Assim, infere-se que, nesses casos, bem como em outros relacionados a comorbidades psiquiátricas, são requeridas habilidades sociais caudalosas por parte de quem cuida, uma vez que é preciso elaborar sentimentos pessoais de modo que estes não interfiram no processo de cuidar.

 

Conclusão

 

Os resultados demonstraram que as polaridades no uso das habilidades sociais por enfermeiros de um centro de tratamento de queimados giram em torno de facilitadores e de dificultadores de ordem pessoal do profissional e também de especificidades relacionadas ao próprio paciente.

Contudo, ressalta-se que o fato de se tratar de um estudo de caso denota importante limitador à investigação, sendo recomendado ampliar a busca por evidências em outras realidades, bem como recomenda-se que o fenômeno possa ser estudado na perspectiva de outros atores envolvidos no cotidiano de cuidado de tal ambiência, como técnicos de enfermagem, outras categorias profissionais, pacientes e familiares.

Assim, as informações aqui explanadas não determinam cunho finalístico à exploração das habilidades sociais no cuidado ao paciente queimado, representando apenas “a ponta de um iceberg” a ser explorado em maior profundidade.
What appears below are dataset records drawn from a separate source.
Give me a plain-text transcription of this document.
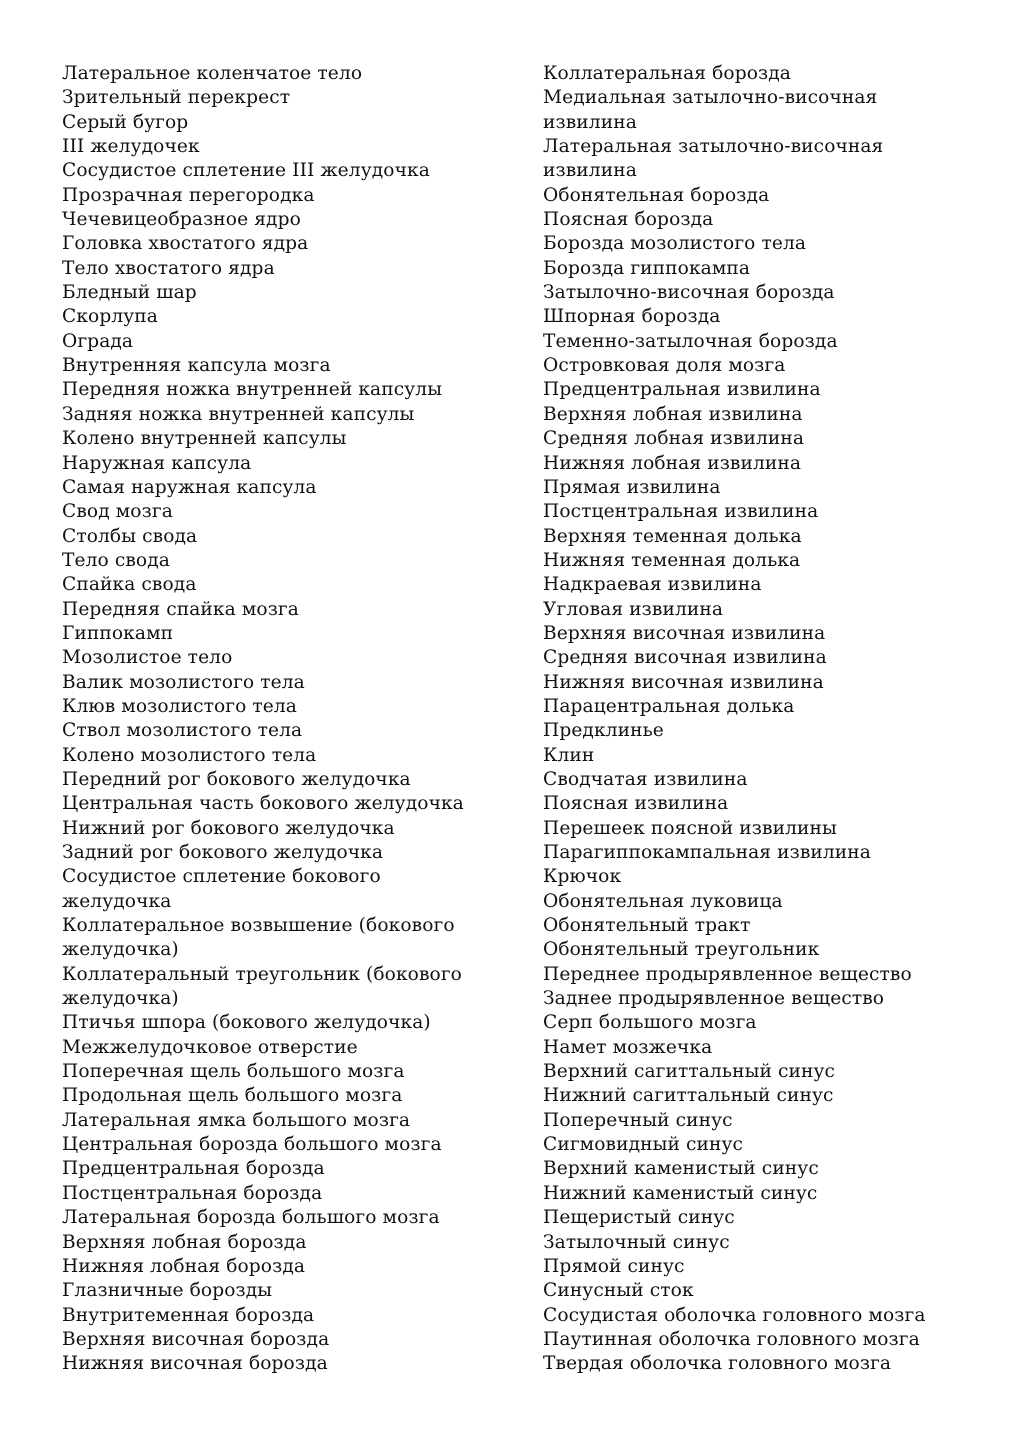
Латеральное коленчатое тело
Зрительный перекрест
Серый бугор
III желудочек
Сосудистое сплетение III желудочка
Прозрачная перегородка
Чечевицеобразное ядро
Головка хвостатого ядра
Тело хвостатого ядра
Бледный шар
Скорлупа
Ограда
Внутренняя капсула мозга
Передняя ножка внутренней капсулы
Задняя ножка внутренней капсулы
Колено внутренней капсулы
Наружная капсула
Самая наружная капсула
Свод мозга
Столбы свода
Тело свода
Спайка свода
Передняя спайка мозга
Гиппокамп
Мозолистое тело
Валик мозолистого тела
Клюв мозолистого тела
Ствол мозолистого тела
Колено мозолистого тела
Передний рог бокового желудочка
Центральная часть бокового желудочка
Нижний рог бокового желудочка
Задний рог бокового желудочка
Сосудистое сплетение бокового
желудочка
Коллатеральное возвышение (бокового
желудочка)
Коллатеральный треугольник (бокового
желудочка)
Птичья шпора (бокового желудочка)
Межжелудочковое отверстие
Поперечная щель большого мозга
Продольная щель большого мозга
Латеральная ямка большого мозга
Центральная борозда большого мозга
Предцентральная борозда
Постцентральная борозда
Латеральная борозда большого мозга
Верхняя лобная борозда
Нижняя лобная борозда
Глазничные борозды
Внутритеменная борозда
Верхняя височная борозда
Нижняя височная борозда
Коллатеральная борозда
Медиальная затылочно-височная
извилина
Латеральная затылочно-височная
извилина
Обонятельная борозда
Поясная борозда
Борозда мозолистого тела
Борозда гиппокампа
Затылочно-височная борозда
Шпорная борозда
Теменно-затылочная борозда
Островковая доля мозга
Предцентральная извилина
Верхняя лобная извилина
Средняя лобная извилина
Нижняя лобная извилина
Прямая извилина
Постцентральная извилина
Верхняя теменная долька
Нижняя теменная долька
Надкраевая извилина
Угловая извилина
Верхняя височная извилина
Средняя височная извилина
Нижняя височная извилина
Парацентральная долька
Предклинье
Клин
Сводчатая извилина
Поясная извилина
Перешеек поясной извилины
Парагиппокампальная извилина
Крючок
Обонятельная луковица
Обонятельный тракт
Обонятельный треугольник
Переднее продырявленное вещество
Заднее продырявленное вещество
Серп большого мозга
Намет мозжечка
Верхний сагиттальный синус
Нижний сагиттальный синус
Поперечный синус
Сигмовидный синус
Верхний каменистый синус
Нижний каменистый синус
Пещеристый синус
Затылочный синус
Прямой синус
Синусный сток
Сосудистая оболочка головного мозга
Паутинная оболочка головного мозга
Твердая оболочка головного мозга
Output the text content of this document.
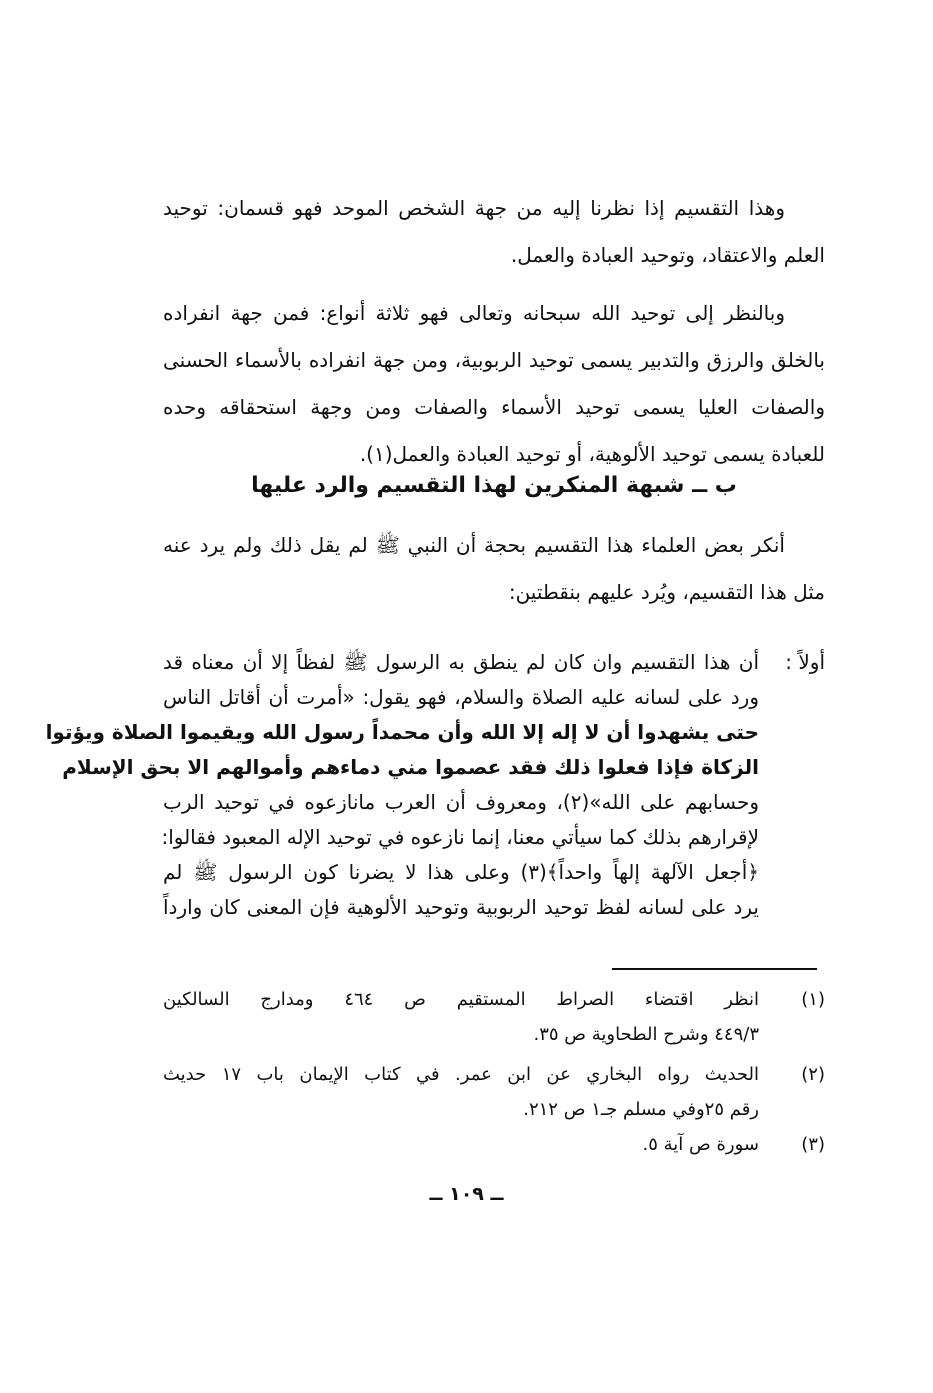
وهذا التقسيم إذا نظرنا إليه من جهة الشخص الموحد فهو قسمان: توحيد
العلم والاعتقاد، وتوحيد العبادة والعمل.
وبالنظر إلى توحيد الله سبحانه وتعالى فهو ثلاثة أنواع: فمن جهة انفراده
بالخلق والرزق والتدبير يسمى توحيد الربوبية، ومن جهة انفراده بالأسماء الحسنى
والصفات العليا يسمى توحيد الأسماء والصفات ومن وجهة استحقاقه وحده
للعبادة يسمى توحيد الألوهية، أو توحيد العبادة والعمل(١).
ب ــ شبهة المنكرين لهذا التقسيم والرد عليها
أنكر بعض العلماء هذا التقسيم بحجة أن النبي ﷺ لم يقل ذلك ولم يرد عنه
مثل هذا التقسيم، ويُرد عليهم بنقطتين:
أولاً :
أن هذا التقسيم وان كان لم ينطق به الرسول ﷺ لفظاً إلا أن معناه قد
ورد على لسانه عليه الصلاة والسلام، فهو يقول: «أمرت أن أقاتل الناس
حتى يشهدوا أن لا إله إلا الله وأن محمداً رسول الله ويقيموا الصلاة ويؤتوا
الزكاة فإذا فعلوا ذلك فقد عصموا مني دماءهم وأموالهم الا بحق الإسلام
وحسابهم على الله»(٢)، ومعروف أن العرب مانازعوه في توحيد الرب
لإقرارهم بذلك كما سيأتي معنا، إنما نازعوه في توحيد الإله المعبود فقالوا:
﴿أجعل الآلهة إلهاً واحداً﴾(٣) وعلى هذا لا يضرنا كون الرسول ﷺ لم
يرد على لسانه لفظ توحيد الربوبية وتوحيد الألوهية فإن المعنى كان وارداً
(١)
انظر اقتضاء الصراط المستقيم ص ٤٦٤ ومدارج السالكين
٤٤٩/٣ وشرح الطحاوية ص ٣٥.
(٢)
الحديث رواه البخاري عن ابن عمر. في كتاب الإيمان باب ١٧ حديث
رقم ٢٥وفي مسلم جـ١ ص ٢١٢.
(٣)
سورة ص آية ٥.
ــ ١٠٩ ــ
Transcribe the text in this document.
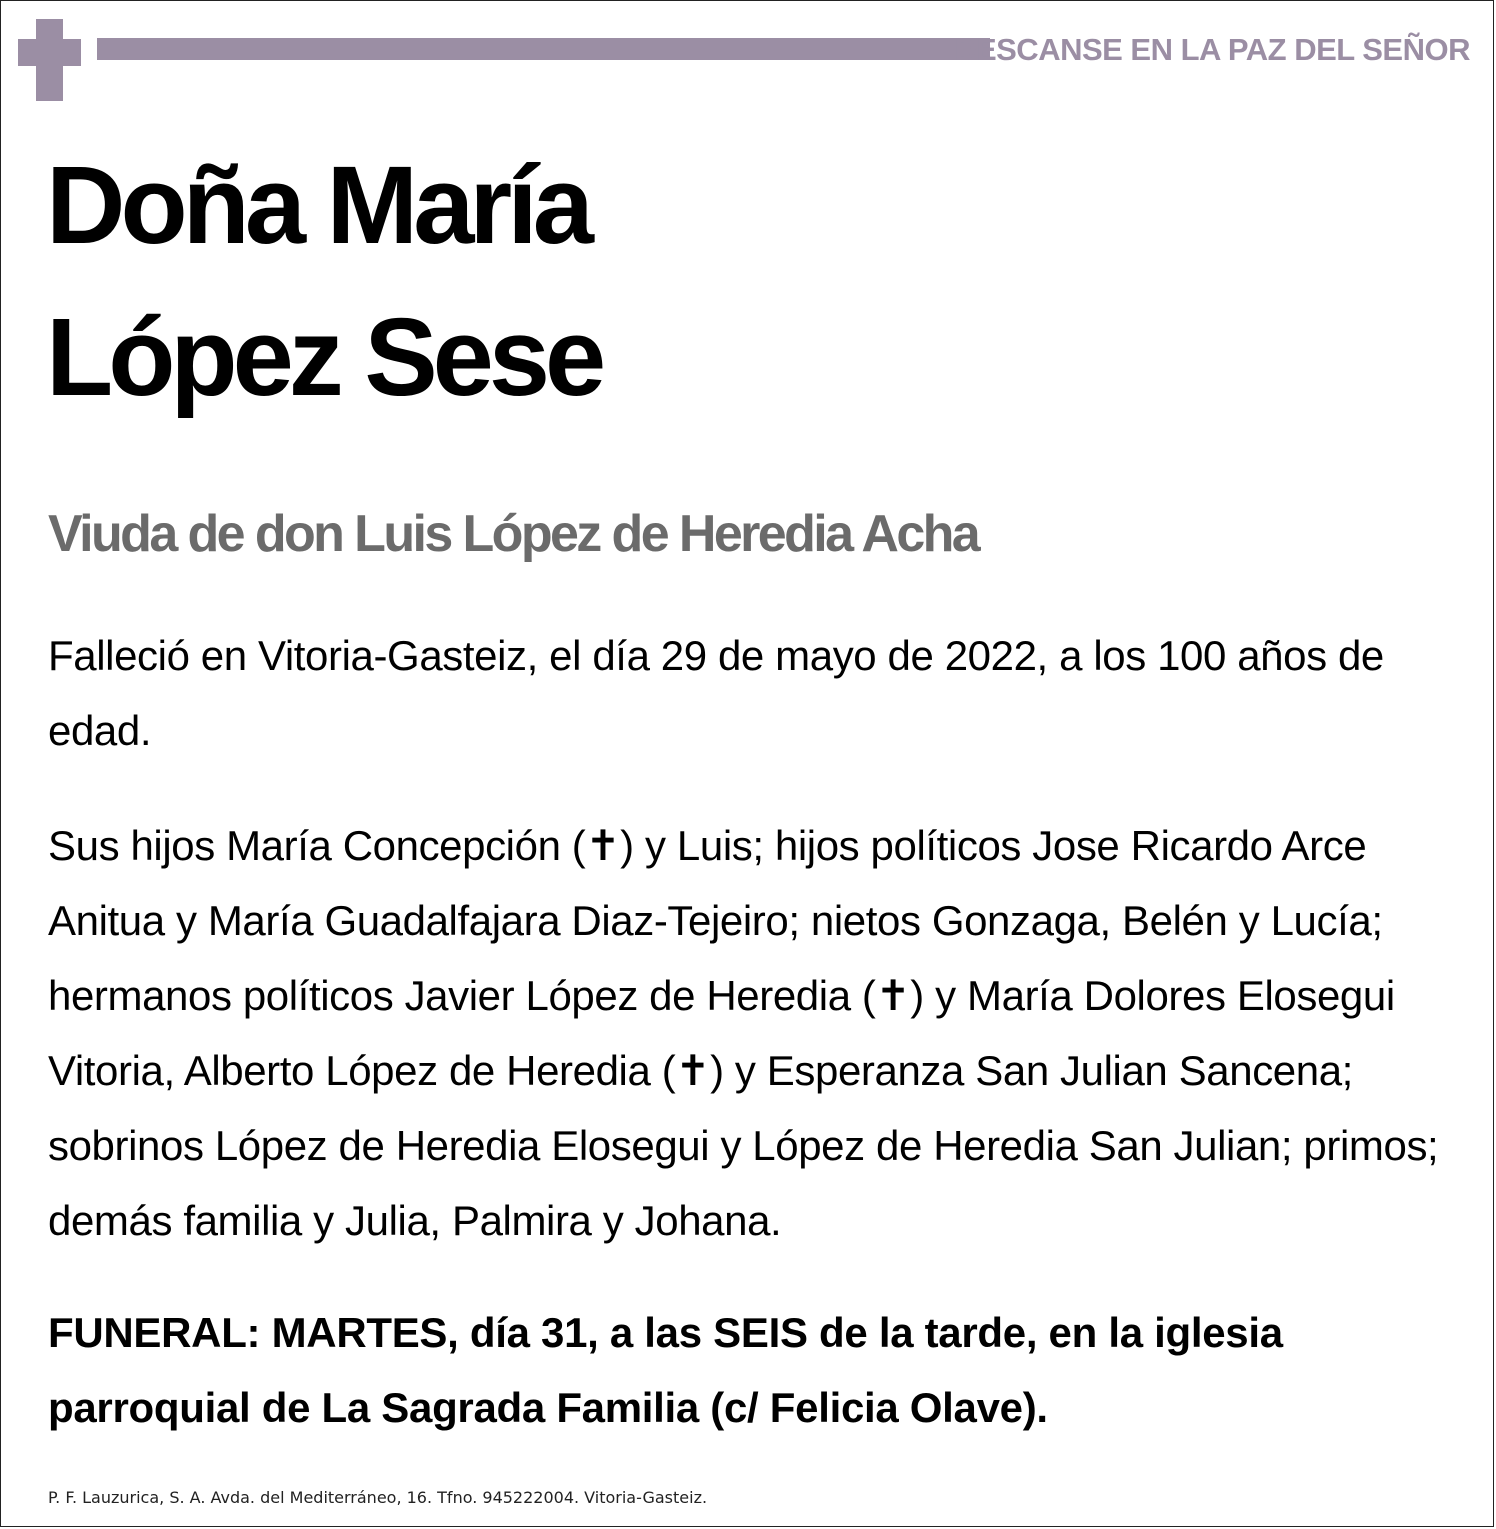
DESCANSE EN LA PAZ DEL SEÑOR
Doña María
López Sese
Viuda de don Luis López de Heredia Acha
Falleció en Vitoria-Gasteiz, el día 29 de mayo de 2022, a los 100 años de edad.
Sus hijos María Concepción (✝) y Luis; hijos políticos Jose Ricardo Arce Anitua y María Guadalfajara Diaz-Tejeiro; nietos Gonzaga, Belén y Lucía; hermanos políticos Javier López de Heredia (✝) y María Dolores Elosegui Vitoria, Alberto López de Heredia (✝) y Esperanza San Julian Sancena; sobrinos López de Heredia Elosegui y López de Heredia San Julian; primos; demás familia y Julia, Palmira y Johana.
FUNERAL: MARTES, día 31, a las SEIS de la tarde, en la iglesia parroquial de La Sagrada Familia (c/ Felicia Olave).
P. F. Lauzurica, S. A. Avda. del Mediterráneo, 16. Tfno. 945222004. Vitoria-Gasteiz.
Contudo, vislumbra-se que possam instigar enfermeiros a refletir sobre suas práticas relacionais em seu cotidiano laboral com a clientela em questão, pois a compreensão das forças motrizes ao uso das habilidades sociais e dos obstáculos deste processo fornece subsídios para potencializá-las e criar estratégias para superá-los, respectivamente.